On a personal level, several have already made it known that they intend to divorce their wives once they are rescued. Two married miners have been revealed as having mistresses. One has proposed marriage to his girlfriend while trapped underground. Another, young miner Ariel Ticona, will emerge from the rescue shaft to see his newborn baby for the first time.
All of this will turn the miners’ lives upside down.
And then there’s the possibility of post-traumatic syndrome and other mental health problems. How difficult will it be to readjust to life on the surface? – especially when they are likely to emerge from seclusion into the middle of a worldwide media circus. What nightmares from the underground ordeal will re-occur?
On top of all this the miners have a legal case to fight against mine owners, the San Esteban group.

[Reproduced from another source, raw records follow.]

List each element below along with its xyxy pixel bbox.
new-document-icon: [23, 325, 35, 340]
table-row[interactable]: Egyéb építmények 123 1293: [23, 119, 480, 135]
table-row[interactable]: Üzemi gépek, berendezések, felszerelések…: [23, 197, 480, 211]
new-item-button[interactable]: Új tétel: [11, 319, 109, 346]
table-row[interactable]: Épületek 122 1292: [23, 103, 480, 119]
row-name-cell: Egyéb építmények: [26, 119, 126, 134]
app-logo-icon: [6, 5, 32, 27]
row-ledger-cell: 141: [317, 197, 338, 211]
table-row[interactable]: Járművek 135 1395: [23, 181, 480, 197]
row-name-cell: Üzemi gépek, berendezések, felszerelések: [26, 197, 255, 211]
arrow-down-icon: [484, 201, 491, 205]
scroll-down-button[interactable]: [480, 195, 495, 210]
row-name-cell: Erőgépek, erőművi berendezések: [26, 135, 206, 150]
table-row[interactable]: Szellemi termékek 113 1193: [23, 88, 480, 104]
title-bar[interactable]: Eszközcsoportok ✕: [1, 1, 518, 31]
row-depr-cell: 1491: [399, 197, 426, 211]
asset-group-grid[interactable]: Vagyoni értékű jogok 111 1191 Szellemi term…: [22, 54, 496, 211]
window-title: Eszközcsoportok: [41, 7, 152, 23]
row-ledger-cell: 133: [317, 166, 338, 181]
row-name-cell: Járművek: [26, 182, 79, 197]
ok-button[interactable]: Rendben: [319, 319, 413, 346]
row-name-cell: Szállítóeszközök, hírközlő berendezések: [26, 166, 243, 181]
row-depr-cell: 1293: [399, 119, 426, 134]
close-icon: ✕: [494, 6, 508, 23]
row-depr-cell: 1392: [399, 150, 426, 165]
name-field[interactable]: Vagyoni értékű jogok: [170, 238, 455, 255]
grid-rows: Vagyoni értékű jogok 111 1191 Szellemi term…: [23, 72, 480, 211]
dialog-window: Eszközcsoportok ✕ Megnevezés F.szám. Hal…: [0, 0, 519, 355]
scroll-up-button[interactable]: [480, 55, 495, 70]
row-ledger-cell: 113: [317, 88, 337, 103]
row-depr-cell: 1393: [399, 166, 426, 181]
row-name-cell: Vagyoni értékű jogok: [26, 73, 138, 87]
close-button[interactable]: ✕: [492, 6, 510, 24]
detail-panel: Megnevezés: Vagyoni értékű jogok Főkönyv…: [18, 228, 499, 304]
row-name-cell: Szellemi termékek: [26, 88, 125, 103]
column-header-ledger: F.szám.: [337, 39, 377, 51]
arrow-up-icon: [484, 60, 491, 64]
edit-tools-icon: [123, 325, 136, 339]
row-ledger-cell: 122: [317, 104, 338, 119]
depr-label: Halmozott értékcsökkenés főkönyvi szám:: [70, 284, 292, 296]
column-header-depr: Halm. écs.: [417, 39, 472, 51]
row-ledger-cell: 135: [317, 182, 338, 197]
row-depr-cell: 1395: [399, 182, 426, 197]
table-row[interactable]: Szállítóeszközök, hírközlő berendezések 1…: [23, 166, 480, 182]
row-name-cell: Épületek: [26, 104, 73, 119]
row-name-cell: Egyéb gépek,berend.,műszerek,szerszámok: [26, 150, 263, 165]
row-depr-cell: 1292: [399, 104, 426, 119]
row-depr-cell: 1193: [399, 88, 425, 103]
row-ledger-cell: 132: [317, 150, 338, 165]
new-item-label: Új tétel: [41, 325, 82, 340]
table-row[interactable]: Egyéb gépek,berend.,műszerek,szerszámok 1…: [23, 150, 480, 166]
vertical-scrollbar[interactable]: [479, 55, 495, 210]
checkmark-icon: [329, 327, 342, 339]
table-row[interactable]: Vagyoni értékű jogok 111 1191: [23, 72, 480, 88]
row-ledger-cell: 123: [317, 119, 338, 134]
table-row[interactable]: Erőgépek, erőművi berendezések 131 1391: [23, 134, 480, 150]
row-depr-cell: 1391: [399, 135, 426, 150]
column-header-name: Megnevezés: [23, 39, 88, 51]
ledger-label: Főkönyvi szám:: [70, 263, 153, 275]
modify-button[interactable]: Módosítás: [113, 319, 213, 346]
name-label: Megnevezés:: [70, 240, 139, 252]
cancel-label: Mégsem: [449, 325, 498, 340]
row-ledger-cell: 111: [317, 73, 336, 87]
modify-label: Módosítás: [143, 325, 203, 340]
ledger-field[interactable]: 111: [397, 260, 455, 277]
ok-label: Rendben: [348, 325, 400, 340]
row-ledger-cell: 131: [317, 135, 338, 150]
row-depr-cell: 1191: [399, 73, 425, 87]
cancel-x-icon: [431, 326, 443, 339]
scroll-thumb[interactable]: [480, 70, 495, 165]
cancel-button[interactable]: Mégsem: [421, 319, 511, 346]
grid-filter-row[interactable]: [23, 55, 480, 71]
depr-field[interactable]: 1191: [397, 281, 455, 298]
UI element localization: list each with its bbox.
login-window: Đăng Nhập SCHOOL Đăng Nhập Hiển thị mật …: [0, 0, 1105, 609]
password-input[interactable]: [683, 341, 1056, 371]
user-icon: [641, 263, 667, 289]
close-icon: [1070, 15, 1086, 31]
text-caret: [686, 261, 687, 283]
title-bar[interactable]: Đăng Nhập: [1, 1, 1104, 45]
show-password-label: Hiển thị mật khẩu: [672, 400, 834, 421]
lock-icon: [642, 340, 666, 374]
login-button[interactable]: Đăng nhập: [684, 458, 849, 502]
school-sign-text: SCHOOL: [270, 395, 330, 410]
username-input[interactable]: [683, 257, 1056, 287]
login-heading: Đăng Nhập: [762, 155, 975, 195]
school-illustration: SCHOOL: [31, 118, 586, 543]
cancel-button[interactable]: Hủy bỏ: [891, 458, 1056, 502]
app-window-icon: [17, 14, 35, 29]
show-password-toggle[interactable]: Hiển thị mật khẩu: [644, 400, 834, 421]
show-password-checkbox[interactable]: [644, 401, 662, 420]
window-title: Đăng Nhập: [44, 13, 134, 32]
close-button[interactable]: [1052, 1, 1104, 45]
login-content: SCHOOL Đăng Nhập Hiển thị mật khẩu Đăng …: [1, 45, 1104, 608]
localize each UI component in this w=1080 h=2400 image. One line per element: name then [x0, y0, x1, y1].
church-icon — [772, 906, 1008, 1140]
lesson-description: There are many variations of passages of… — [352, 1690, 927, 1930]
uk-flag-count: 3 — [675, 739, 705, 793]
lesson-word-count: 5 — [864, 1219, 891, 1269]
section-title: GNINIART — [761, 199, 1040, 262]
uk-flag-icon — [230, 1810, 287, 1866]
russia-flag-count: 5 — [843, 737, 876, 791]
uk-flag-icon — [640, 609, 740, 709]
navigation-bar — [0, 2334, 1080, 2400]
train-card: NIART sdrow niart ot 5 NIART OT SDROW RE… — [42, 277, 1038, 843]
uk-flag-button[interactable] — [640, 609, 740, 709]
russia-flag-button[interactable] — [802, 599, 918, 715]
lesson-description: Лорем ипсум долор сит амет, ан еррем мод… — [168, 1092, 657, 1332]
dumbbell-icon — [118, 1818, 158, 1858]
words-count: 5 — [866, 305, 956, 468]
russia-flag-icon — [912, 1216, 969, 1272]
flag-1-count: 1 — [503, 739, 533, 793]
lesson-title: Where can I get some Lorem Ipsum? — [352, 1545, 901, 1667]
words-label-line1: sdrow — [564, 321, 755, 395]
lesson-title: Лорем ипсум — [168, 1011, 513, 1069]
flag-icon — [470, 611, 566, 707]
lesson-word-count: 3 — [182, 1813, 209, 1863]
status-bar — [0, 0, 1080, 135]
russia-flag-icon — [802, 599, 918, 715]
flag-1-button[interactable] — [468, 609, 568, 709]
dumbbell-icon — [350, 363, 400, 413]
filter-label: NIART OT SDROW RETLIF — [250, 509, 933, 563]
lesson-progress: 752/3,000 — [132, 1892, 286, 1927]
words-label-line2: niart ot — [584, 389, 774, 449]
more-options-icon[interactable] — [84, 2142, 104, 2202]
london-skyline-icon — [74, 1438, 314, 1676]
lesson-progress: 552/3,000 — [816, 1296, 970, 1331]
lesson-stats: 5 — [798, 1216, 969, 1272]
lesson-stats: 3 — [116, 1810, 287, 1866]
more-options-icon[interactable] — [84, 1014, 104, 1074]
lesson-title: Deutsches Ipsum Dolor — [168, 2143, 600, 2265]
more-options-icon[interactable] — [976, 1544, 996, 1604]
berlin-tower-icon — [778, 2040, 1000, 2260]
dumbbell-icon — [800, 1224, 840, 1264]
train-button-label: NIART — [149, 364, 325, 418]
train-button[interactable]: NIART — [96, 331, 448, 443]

One extraordinary and ironic outcome of the miners’ ordeal and the rescue operation is that, in the course of drilling the rescue shaft, the engineers from government-owned mining company Codelco have discovered huge seams of previously undiscovered gold, silver and copper.
The Chilean government have plans to re-open the collapsed San Jose mine and use Codelco to extract the metals. Which raises the bizarre prospect of Chilean miners once again venturing into the ill-fated mine in the Atacama Desert.